Configuration Parsing Warning:In config.json: "quantization_config.bits" must be an integer

Qwen3-Coder-30B-A3B-Instruct — 4.06 bpw EXL3

EXL3 (trellis / MCG lattice) quantization of Qwen/Qwen3-Coder-30B-A3B-Instruct for use with exllamav3.

Quantization details

Property Value
Format EXL3 (trellis/MCG lattice coding)
Bits per weight 4.06 bpw
Head bits 6
Calibration 250 rows × 2048 cols
exllamav3 version 0.0.34
Shards 2 × safetensors (~7.8 GB + ~7.4 GB = ~15.2 GB total)

Hardware requirements

Config VRAM needed
Weights only (no KV cache) ~15.2 GB
8 k context — Q4 KV cache ~15.6 GB
32 k context — Q4 KV cache ~16.4 GB
256 k context — Q4 KV cache ~22.4 GB

Full 256k native context fits on a single RTX 3090 (24 GB) with Q4 KV cache.

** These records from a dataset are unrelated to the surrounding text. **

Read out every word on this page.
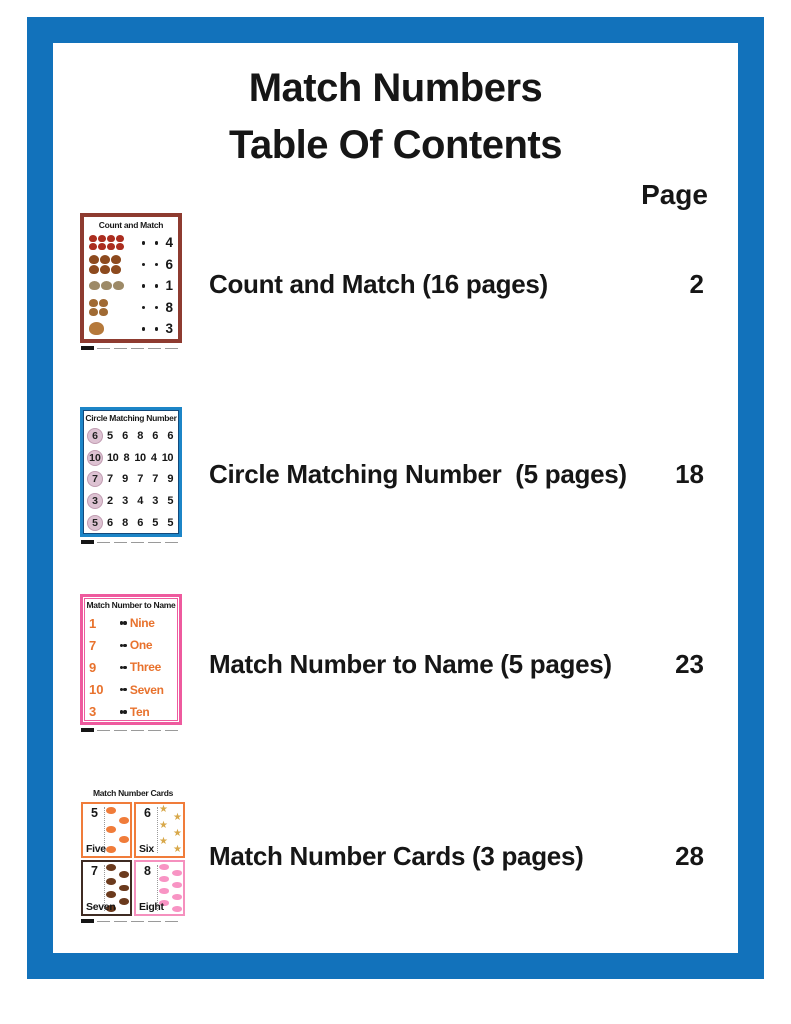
Match Numbers
Table Of Contents
Page
Count and Match (16 pages)	2
Circle Matching Number  (5 pages) 18
Match Number to Name (5 pages) 23
Match Number Cards (3 pages)	28
Count and Match
4
6
1
8
3
Circle Matching Number
6 5 6 8 6 6
10 10 8 10 4 10
7 7 9 7 7 9
3 2 3 4 3 5
5 6 8 6 5 5
Match Number to Name
1	Nine
7	One
9	Three
10 Seven
3	Ten
Match Number Cards
5
Five
6 ★
★
★
★
★
★
Six
7
Seven
8
Eight
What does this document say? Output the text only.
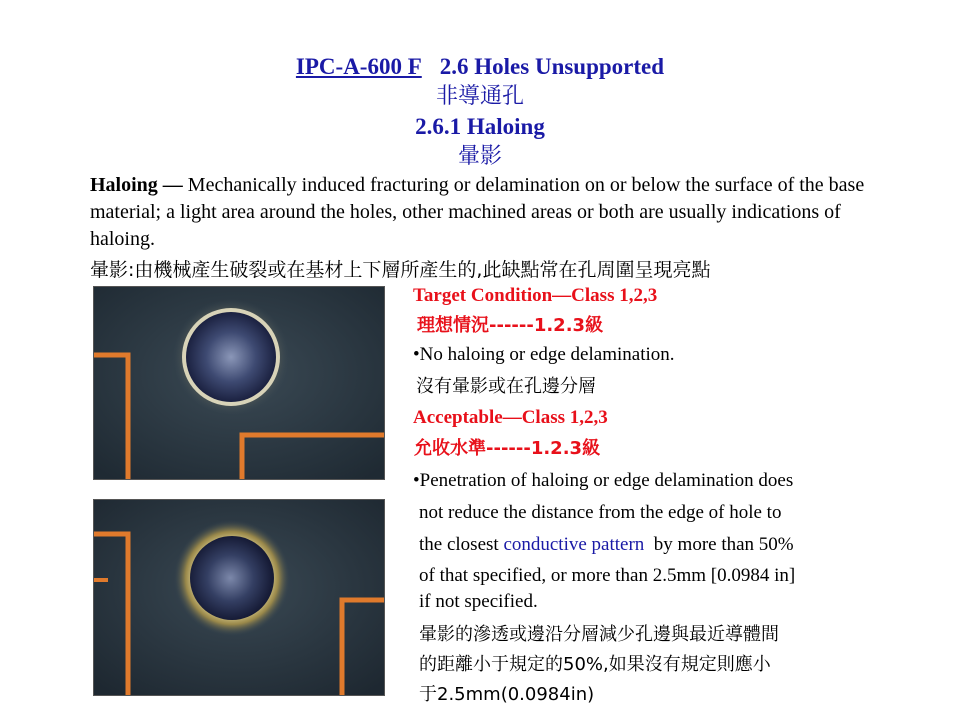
IPC-A-600 F 2.6 Holes Unsupported
非導通孔
2.6.1 Haloing
暈影
Haloing — Mechanically induced fracturing or delamination on or below the surface of the base material; a light area around the holes, other machined areas or both are usually indications of haloing.
暈影:由機械產生破裂或在基材上下層所產生的,此缺點常在孔周圍呈現亮點
Target Condition—Class 1,2,3
理想情況------1.2.3級
•No haloing or edge delamination.
沒有暈影或在孔邊分層
Acceptable—Class 1,2,3
允收水準------1.2.3級
•Penetration of haloing or edge delamination does
not reduce the distance from the edge of hole to
the closest conductive pattern  by more than 50%
of that specified, or more than 2.5mm [0.0984 in]
if not specified.
暈影的滲透或邊沿分層減少孔邊與最近導體間
的距離小于規定的50%,如果沒有規定則應小
于2.5mm(0.0984in)
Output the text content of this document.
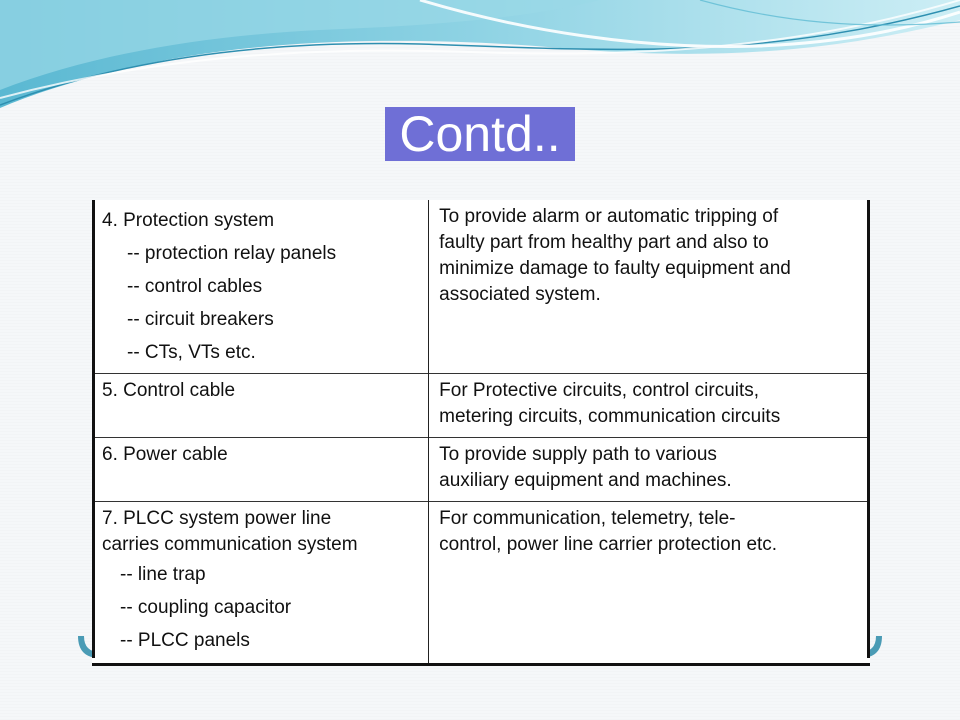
Contd..
4. Protection system
-- protection relay panels
-- control cables
-- circuit breakers
-- CTs, VTs etc.	To provide alarm or automatic tripping of
faulty part from healthy part and also to
minimize damage to faulty equipment and
associated system.

5. Control cable	For Protective circuits, control circuits,
metering circuits, communication circuits

6. Power cable	To provide supply path to various
auxiliary equipment and machines.

7. PLCC system power line
carries communication system
-- line trap
-- coupling capacitor
-- PLCC panels	For communication, telemetry, tele-
control, power line carrier protection etc.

Performance (RTX 3090, single GPU)

Metric Value
Throughput 106 t/s
Time to first token 0.52 s

Measured with exllamav3 + a ~250-token prompt, 1800 new tokens, temperature 0.6.

Usage

Install exllamav3:

pip install exllamav3

Minimal inference example:

from exllamav3 import Config, Model, Tokenizer
from exllamav3.generator import Generator, Job
from exllamav3.cache import Cache, CacheLayer_q4

MODEL_DIR = "/path/to/Qwen3-Coder-30B-A3B-4.0bpw-exl3"

config = Config.from_directory(MODEL_DIR)
config.max_seq_len = 8192          # adjust to your context needs (up to 262144)

model = Model.from_config(config)
cache = Cache(model, max_num_tokens=8192, layer_type=CacheLayer_q4)  # cache BEFORE load

model.load()                       # autosplit across available GPUs
tokenizer = Tokenizer.from_config(config)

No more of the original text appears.